Wait. What is that? Something’s strange with Pix. Oh, no—what now? I crawl over toward it on hands and knees, not sure I’m seeing what I think I’m seeing. There’s some kind of growth at the top of the stem. I feel awful, because my first sickening thought is that it’s a tumor. Is it a tumor?
I can’t look. Another shameful fact: Even when you love someone more than anything, disease can be so revolting that you want to turn away.
Am I horrible? she asked. A pizza was on the coffee table, and we’d been sitting on the couch together eating it (trying to eat it in her case, trying to eat the tiniest mushed-up tasteless bits of it), and that’s when it happened. A chunk of hair dropped out of her head. It landed on the table when she leaned forward. Horrible, horridus, the adjective form of the verb horrere, meaning “hair.” Standing on end, Henry would tell me much later.

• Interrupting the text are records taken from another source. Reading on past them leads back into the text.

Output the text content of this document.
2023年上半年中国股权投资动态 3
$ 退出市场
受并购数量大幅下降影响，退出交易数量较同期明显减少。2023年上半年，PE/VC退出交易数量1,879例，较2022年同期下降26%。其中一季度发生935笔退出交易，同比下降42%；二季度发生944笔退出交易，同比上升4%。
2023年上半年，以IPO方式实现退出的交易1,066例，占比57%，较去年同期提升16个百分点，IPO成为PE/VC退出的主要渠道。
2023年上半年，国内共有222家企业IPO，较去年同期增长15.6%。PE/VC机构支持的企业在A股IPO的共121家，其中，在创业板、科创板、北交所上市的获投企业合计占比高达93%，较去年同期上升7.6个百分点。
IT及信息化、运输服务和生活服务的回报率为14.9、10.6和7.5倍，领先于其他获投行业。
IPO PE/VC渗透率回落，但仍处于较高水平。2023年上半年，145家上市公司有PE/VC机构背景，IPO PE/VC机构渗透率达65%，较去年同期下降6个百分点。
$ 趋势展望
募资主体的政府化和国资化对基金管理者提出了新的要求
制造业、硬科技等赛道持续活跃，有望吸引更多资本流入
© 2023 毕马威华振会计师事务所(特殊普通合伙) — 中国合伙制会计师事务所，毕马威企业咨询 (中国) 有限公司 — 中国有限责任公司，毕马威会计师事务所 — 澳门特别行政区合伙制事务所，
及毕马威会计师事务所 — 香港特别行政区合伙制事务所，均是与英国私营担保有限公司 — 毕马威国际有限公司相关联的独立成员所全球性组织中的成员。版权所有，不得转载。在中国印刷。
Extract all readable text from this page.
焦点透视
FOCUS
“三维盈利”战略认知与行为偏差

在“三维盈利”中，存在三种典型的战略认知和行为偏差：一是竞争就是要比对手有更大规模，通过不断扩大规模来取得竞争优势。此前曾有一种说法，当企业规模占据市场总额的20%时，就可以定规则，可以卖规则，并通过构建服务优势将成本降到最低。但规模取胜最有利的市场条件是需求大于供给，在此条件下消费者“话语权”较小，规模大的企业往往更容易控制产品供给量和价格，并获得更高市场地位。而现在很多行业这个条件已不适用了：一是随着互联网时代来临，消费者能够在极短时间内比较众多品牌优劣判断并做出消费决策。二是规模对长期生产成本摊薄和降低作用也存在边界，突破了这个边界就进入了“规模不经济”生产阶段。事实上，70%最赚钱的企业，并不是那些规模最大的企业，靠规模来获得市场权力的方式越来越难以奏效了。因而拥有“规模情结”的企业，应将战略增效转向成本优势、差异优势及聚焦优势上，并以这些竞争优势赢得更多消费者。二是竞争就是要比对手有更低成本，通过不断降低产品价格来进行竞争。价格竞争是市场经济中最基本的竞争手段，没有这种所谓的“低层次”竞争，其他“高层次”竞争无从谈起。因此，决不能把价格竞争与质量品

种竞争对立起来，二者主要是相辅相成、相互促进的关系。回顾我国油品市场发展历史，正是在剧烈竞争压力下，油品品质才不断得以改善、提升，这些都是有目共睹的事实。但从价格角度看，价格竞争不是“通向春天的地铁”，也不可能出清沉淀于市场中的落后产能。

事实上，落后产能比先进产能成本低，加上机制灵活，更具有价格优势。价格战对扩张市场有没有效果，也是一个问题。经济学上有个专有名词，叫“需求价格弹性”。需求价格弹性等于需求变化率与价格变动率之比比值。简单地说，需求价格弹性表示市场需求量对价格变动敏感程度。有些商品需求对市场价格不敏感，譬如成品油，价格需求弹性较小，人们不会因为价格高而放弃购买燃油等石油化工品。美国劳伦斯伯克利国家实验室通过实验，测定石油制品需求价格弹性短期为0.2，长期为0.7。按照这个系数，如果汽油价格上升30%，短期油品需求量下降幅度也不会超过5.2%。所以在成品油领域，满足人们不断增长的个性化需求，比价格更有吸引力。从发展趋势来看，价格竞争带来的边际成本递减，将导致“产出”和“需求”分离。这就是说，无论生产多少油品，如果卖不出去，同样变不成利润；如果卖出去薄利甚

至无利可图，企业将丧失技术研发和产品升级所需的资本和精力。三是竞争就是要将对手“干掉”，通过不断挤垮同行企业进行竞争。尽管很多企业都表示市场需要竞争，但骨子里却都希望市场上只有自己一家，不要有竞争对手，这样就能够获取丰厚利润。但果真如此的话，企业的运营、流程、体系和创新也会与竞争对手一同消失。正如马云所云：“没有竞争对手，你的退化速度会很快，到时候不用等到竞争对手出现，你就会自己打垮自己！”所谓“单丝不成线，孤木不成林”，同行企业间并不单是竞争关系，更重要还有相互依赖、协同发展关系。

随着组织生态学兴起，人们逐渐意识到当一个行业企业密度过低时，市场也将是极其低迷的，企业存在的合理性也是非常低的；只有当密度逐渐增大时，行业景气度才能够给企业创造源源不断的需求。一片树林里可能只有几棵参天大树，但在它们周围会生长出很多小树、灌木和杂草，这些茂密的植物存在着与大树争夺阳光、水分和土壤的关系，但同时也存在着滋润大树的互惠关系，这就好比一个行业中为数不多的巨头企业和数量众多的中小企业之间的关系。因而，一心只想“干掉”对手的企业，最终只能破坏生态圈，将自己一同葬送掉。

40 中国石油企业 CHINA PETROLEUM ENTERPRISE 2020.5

I left her alone in it. It was another wrongdoing. When my face showed that shock and repulsion, when we both looked upon that hair with horror, when I answered her question with No, no, of course not!, with obvious dishonesty in my voice, I abandoned her. She was in it all by herself.
My father makes a few lame pounds on the door. But then he gives up. I hear him walk down the stairs. I expect that his truck will start up any second, but this doesn’t happen. The only thing I hear is Vito sniffing under the door. I hear his hot little breath through his nostrils, in out, in out; in the oldest animal parts of him, he is probably getting the whole sorry story of weakness and defeat.